Последнее дело - Гоблин MeXXanik
— Мы собрались здесь без свидетелей, — заговорила секретарь ровным, негромким голосом. — Без необходимости пускать друг другу пыль в глаза. У нас есть цель. Общий враг, которого нужно одолеть.
Она говорила неторопливо, делая паузы, позволяя каждому слову осесть в душе. Сказанное звучало как очевидные вещи. Такие, какие произносят на кухне под лампой, когда уже стемнело и пора спать, но разговаривать всё равно хочется.
— И, может быть, стоит оставить обиды позади. Хотя бы на время, — продолжила девушка. — Ведь каждый из вас наверняка устал от этой долгой войны. Я не особенно разбираюсь, чем отличаются ваши организации. Но мне кажется, что и те и другие просто хотят жить в мире. Без страха. Без потерь.
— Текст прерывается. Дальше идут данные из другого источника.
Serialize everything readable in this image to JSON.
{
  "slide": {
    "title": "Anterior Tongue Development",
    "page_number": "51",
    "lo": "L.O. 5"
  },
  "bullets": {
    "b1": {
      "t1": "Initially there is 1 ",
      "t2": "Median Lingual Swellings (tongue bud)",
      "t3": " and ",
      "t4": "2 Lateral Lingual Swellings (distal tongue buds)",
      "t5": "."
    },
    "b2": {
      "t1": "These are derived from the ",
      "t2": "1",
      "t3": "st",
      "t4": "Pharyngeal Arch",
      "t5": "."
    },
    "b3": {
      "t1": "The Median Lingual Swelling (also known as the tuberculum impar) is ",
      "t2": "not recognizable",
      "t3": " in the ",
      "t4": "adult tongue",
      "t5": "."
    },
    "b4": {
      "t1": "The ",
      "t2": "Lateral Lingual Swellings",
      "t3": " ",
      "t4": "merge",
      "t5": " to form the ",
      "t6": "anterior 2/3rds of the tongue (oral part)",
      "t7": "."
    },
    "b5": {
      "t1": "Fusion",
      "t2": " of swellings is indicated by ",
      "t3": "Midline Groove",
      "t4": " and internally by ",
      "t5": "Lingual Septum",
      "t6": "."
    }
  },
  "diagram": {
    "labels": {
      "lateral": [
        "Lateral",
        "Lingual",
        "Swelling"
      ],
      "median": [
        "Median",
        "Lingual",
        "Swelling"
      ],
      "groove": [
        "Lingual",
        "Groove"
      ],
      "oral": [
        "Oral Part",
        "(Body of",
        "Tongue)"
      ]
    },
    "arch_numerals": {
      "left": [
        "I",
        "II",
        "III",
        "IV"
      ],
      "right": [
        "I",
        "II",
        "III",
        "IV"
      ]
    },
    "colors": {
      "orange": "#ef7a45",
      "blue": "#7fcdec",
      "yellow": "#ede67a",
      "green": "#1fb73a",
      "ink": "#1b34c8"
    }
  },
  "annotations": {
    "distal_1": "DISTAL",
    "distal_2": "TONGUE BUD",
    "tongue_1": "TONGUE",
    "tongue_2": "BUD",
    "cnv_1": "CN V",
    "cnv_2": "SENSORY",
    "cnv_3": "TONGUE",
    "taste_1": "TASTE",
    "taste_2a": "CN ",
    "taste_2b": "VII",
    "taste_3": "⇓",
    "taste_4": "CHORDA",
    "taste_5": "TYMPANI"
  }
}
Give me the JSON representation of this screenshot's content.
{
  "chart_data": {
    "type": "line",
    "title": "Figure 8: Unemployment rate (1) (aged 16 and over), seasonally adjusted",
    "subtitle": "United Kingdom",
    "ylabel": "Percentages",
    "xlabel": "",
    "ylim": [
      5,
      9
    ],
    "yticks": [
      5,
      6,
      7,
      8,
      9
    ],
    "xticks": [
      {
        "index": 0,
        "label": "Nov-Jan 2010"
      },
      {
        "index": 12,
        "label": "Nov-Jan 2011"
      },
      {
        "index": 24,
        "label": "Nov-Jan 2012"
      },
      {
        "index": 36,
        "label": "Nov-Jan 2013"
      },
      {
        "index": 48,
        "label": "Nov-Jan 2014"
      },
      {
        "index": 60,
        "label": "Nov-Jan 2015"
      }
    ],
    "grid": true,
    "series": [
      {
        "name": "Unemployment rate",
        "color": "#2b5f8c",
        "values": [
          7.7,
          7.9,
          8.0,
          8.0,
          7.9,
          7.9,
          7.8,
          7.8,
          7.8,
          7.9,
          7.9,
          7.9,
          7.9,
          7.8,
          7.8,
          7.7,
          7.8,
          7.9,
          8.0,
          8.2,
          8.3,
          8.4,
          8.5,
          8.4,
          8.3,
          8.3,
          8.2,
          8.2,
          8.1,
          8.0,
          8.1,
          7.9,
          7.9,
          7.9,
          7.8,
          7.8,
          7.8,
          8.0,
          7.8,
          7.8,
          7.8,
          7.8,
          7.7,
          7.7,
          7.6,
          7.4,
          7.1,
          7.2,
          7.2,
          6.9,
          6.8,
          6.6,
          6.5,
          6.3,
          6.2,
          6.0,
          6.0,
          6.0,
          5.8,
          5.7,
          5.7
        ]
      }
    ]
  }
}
Голос её стал тягучим, какой бывает у человека, который говорит от сердца. Смысл сказанного, казалось, впитывался в воздух, просачивался в сознание, заполнял тишину, делал её светлее.
Я почувствовал, как по комнате разливается что-то невидимое, тонкое, почти неуловимое, но действующее. И от этого внутри стало теплее и спокойнее. Острые углы напряжения сгладились, будто кто-то прикрыл их мягкой тканью.
Я осторожно коснулся её ладони на своем плече. Тихо, без усилия, лишь слегка сжал, напоминая: хватит, не надо больше. То, что она делает, работает слишком хорошо. И если кто-то из присутствующих осознает, что это внушение, то эффект будет потерян.
Она поняла мой намек сразу. Её пальцы чуть дрогнули и девушка смущенно замолчала. Манипуляция медленно рассеялась, как лёгкий пар над чайником, когда убираешь его с огня.
Но, кажется, никто, кроме меня, не заметил. Ни Волков, ни Плут, ни Свиридова. Они сидели молча. Кто с насупленным видом, кто с задумчивостью, кто с лёгкой растерянностью. Как будто слова девушки открыли какую-то дверь, в которую каждый теперь должен был зайти сам.
И я подумал: может быть, именно с таких слов и начинается перемирие. Не с громких клятв и бумажных соглашений. А с простой, тихой просьбы отказаться от прошлого и попробовать жить иначе. Хотя бы ненадолго.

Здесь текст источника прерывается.